Time limited coupon codes, daily promotions, loyalty program events and new product launches are staples in retail email campaigns.
But email response is strongly determined by relevance, and there’s no better way to become irrelevant than for content and offers to expire before an email is read.
Your own list behavior may vary, but you likely don’t have 100% open rate within 24-72 hours. For example, Hubspot analyzed 6.4 million emails and found only 50% were opened within the first 24 hours and 80% of emails were opened within 12 days.
When email marketing expires
Consider holiday marketing…
Avon’s deal-of-the-day creative is only relevant the day it’s deployed. Imagine if the same email updated itself dynamically to reflect the right feature at the right time?
Dick’s Sporting Goods asks subscribers to “check back daily” (click through to the website). What if Dick’s could nix the friction and pull the daily deals right into the inbox? (Remember, Web users are lazy.)
Sevenly’s is another example of daily-changing featured products. “See today’s designs” wouldn’t require a link to the site.
To encourage repeat visits throughout December, Sephora’s 26 Days of Delights unveiled a new free deluxe sample-with-purchase daily, with all samples available from the date of reveal until sold out. For example, on day 14, samples from days 2, 3, 8, and 10-14 may all still be for grabs. But to see what was still available on any given day, a customer had to enter a coupon code in checkout that triggered a pop-up. With dynamic email, a customer could check the daily deal right from a daily email, with available items populated in real-time.
Of course, it’s not just holiday marketing that can benefit from real-time creative. Consider any of the following applications:
- Countdown timers for sales, product launches, events and coupon offers
- Product availability (show offers now sold out to create urgency and prevent click-and-cry)
- Accurate and current pricing, especially when using dynamic pricing tools
- Current customer context, such as points balance, offers already redeemed, sales history and current cart contents
- Device-targeted messaging optimized for behavior/mindset behind each device, such as evening tablet use on a couch vs. morning commute on a smartphone)
- Content tailored to time of day, geolocation or local weather
- Smart, geo-targeted campaigns that update when forwarded to a friend in another state or country
- Post-purchase thank you messages that pull current shipping status and order tracking information
And imagine a campaign that optimizes itself in real time based on the engagement of other recipients (via A/B testing and analytics). Rather than analyzing the campaign post-snap and optimizing the next blast, the most clicked products become prominent for later-openers within a single campaign.
Is this even possible?
Is this far-fetched vendor-speak?
The problem within most organizations is “that sounds great, but we can’t do that.”

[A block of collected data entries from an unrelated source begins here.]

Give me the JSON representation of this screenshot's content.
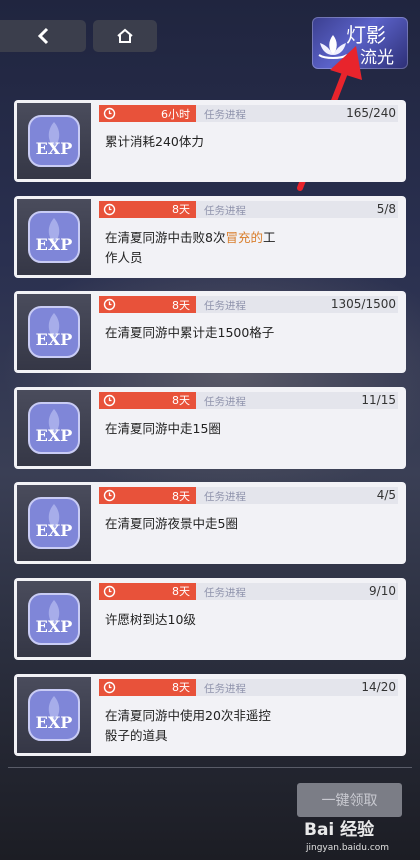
{
  "logo": {
    "line1": "灯影",
    "line2": "流光"
  },
  "tasks": [
    {
      "time": "6小时",
      "label": "任务进程",
      "progress": "165/240",
      "desc": [
        "累计消耗240体力"
      ]
    },
    {
      "time": "8天",
      "label": "任务进程",
      "progress": "5/8",
      "desc_pre": "在清夏同游中击败8次",
      "desc_hl": "冒充的",
      "desc_post": "工",
      "desc_line2": "作人员"
    },
    {
      "time": "8天",
      "label": "任务进程",
      "progress": "1305/1500",
      "desc": [
        "在清夏同游中累计走1500格子"
      ]
    },
    {
      "time": "8天",
      "label": "任务进程",
      "progress": "11/15",
      "desc": [
        "在清夏同游中走15圈"
      ]
    },
    {
      "time": "8天",
      "label": "任务进程",
      "progress": "4/5",
      "desc": [
        "在清夏同游夜景中走5圈"
      ]
    },
    {
      "time": "8天",
      "label": "任务进程",
      "progress": "9/10",
      "desc": [
        "许愿树到达10级"
      ]
    },
    {
      "time": "8天",
      "label": "任务进程",
      "progress": "14/20",
      "desc": [
        "在清夏同游中使用20次非遥控",
        "骰子的道具"
      ]
    }
  ],
  "claim_all": "一键领取",
  "watermark": {
    "title": "Bai 经验",
    "url": "jingyan.baidu.com"
  },
  "colors": {
    "timer": "#e8523a",
    "highlight": "#d97f2e",
    "arrow": "#e8242c"
  }
}
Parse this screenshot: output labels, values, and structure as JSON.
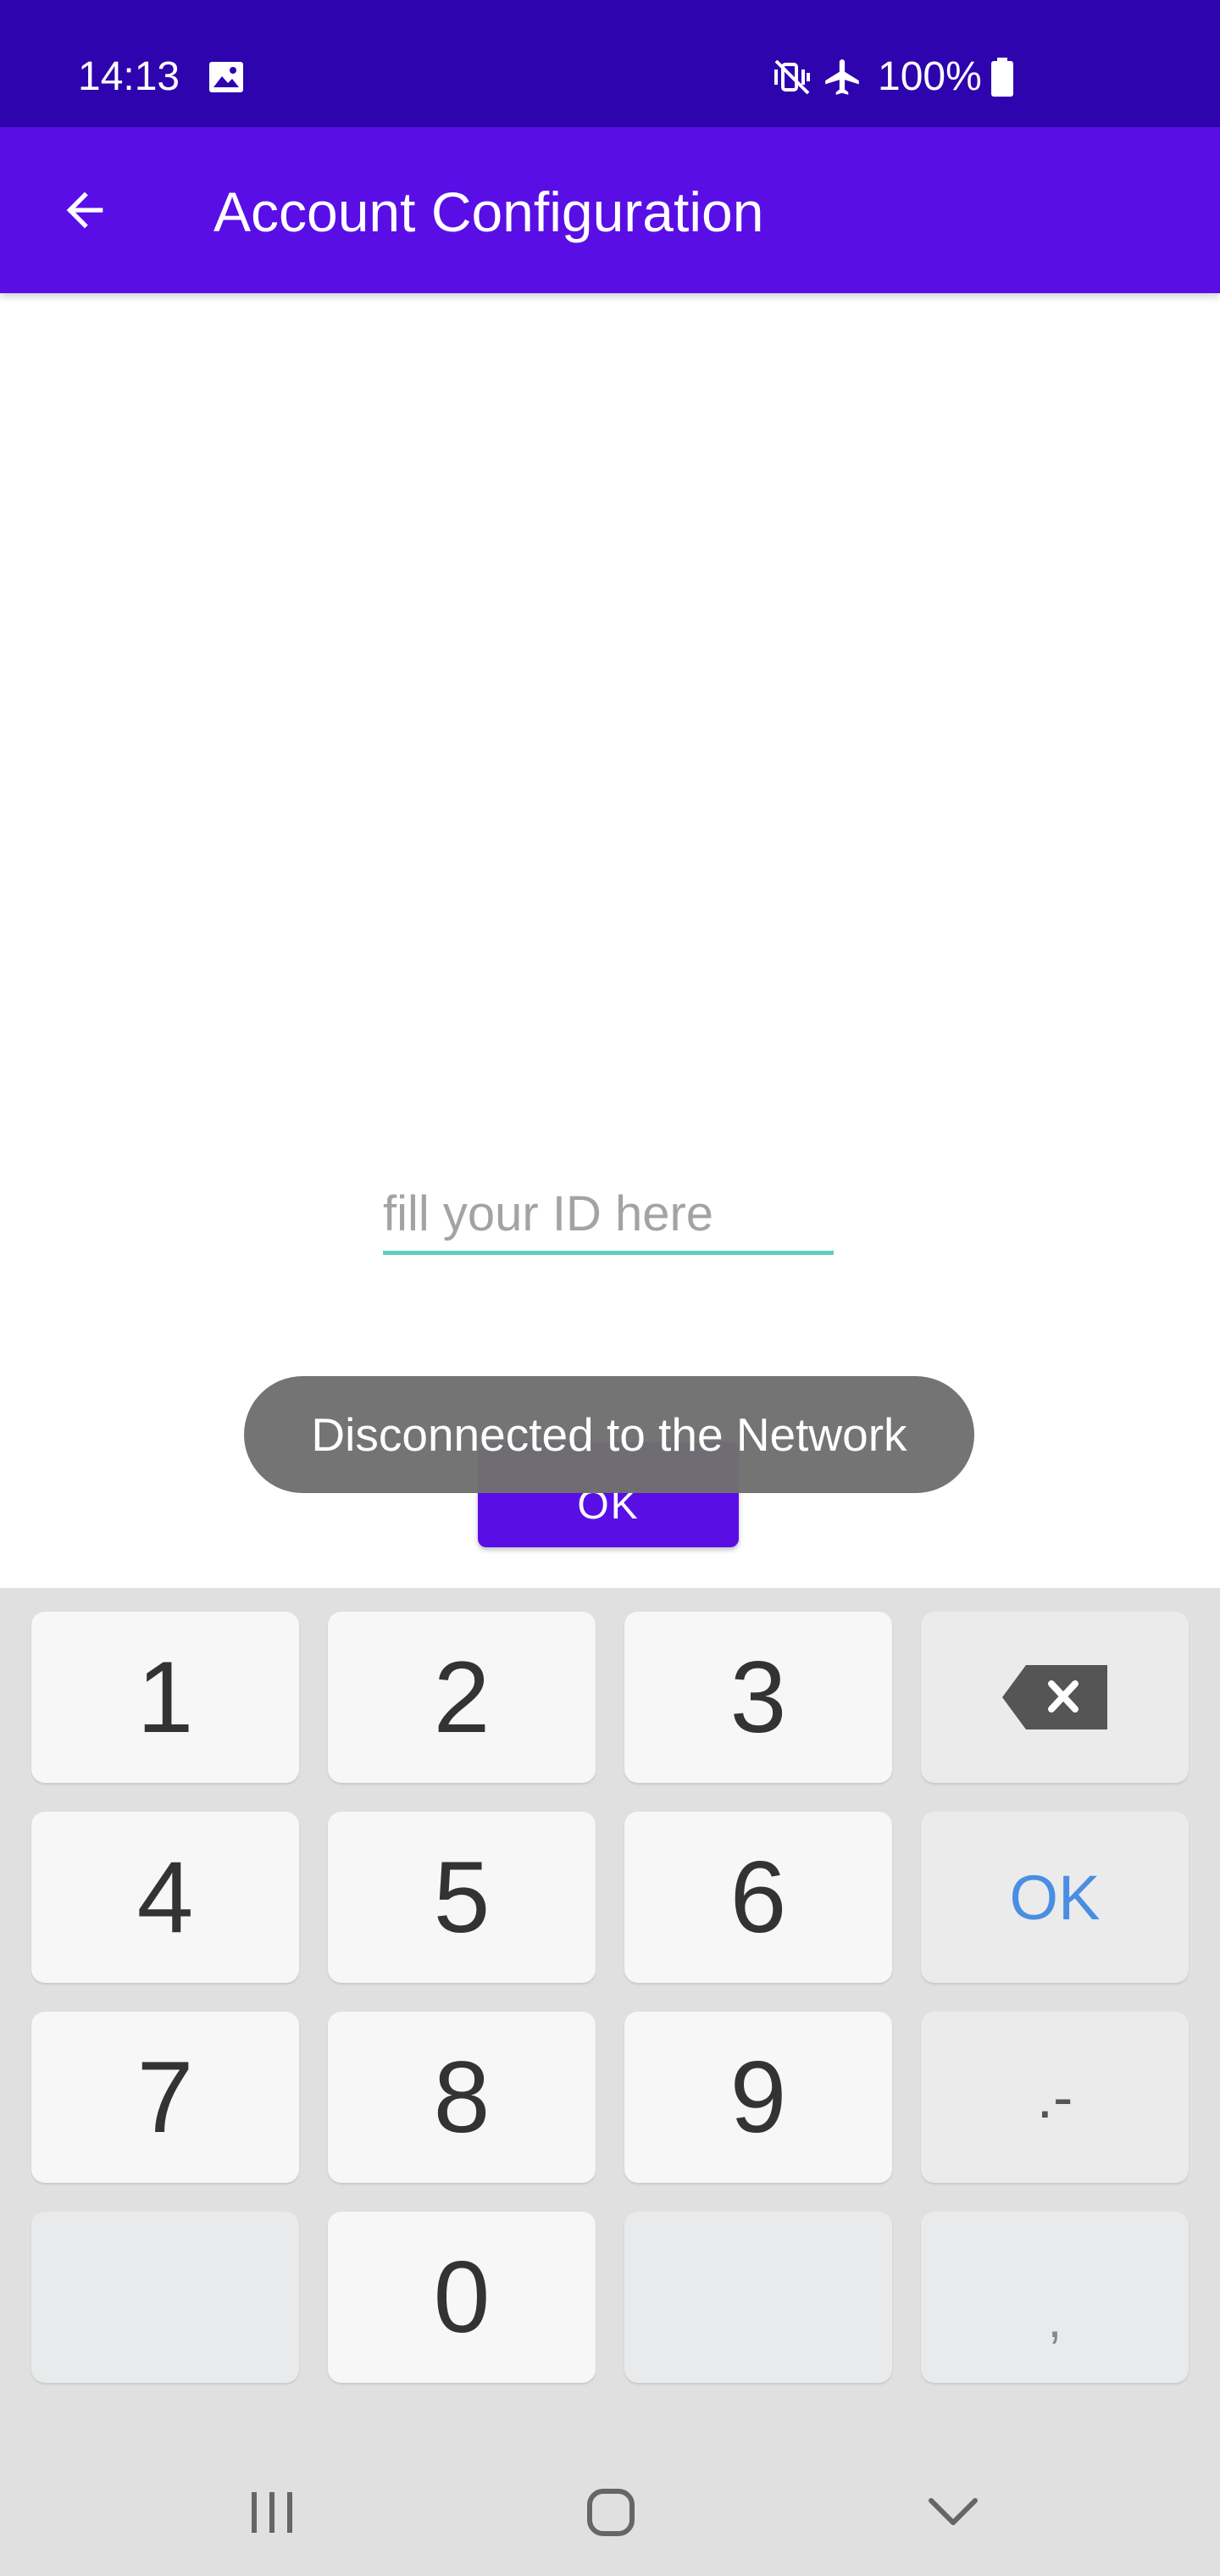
{
  "status_bar": {
    "time": "14:13",
    "battery": "100%",
    "icons": [
      "image-icon",
      "mute-vibrate-icon",
      "airplane-icon",
      "battery-icon"
    ]
  },
  "app_bar": {
    "title": "Account Configuration",
    "back_icon": "arrow-left-icon",
    "background": "#5a0ee6"
  },
  "form": {
    "id_placeholder": "fill your ID here",
    "id_value": "",
    "ok_label": "OK"
  },
  "toast": {
    "message": "Disconnected to the Network"
  },
  "keyboard": {
    "keys": {
      "k1": "1",
      "k2": "2",
      "k3": "3",
      "k4": "4",
      "k5": "5",
      "k6": "6",
      "k7": "7",
      "k8": "8",
      "k9": "9",
      "k0": "0",
      "ok": "OK",
      "dot_minus": ".-",
      "comma": ","
    },
    "backspace_icon": "backspace-icon",
    "accent": "#4a8ee3"
  },
  "nav_bar": {
    "buttons": [
      "recent-apps-icon",
      "home-icon",
      "hide-keyboard-icon"
    ]
  }
}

In most cases, anything beyond basic list segmentation, A/B testing or broad rules-based targeting simply can’t be done. And campaigns can’t be optimized while in-play – marketers must wait until the “blast is past” before analyzing results, hoping to get the next campaign just a little better.
Though some solutions exist for countdown clocks and dynamic updates for inventory (we covered Tiger Direct’s dynamic campaign nearly six years ago), these tools can’t combine with additional pieces of context that target segments or individuals.
360-degree, contextual, real-time email requires a tight integration between email campaign tools and other sources of data: CRM profile data, transaction history, site search and navigation, predictive analytics, in-store behavior gathered through apps and iBeacons, Web analytics stitching together engagement across social campaigns, affiliates and paid search touches – and don’t forget A/B and multivariate testing tools to validate personalization strategies.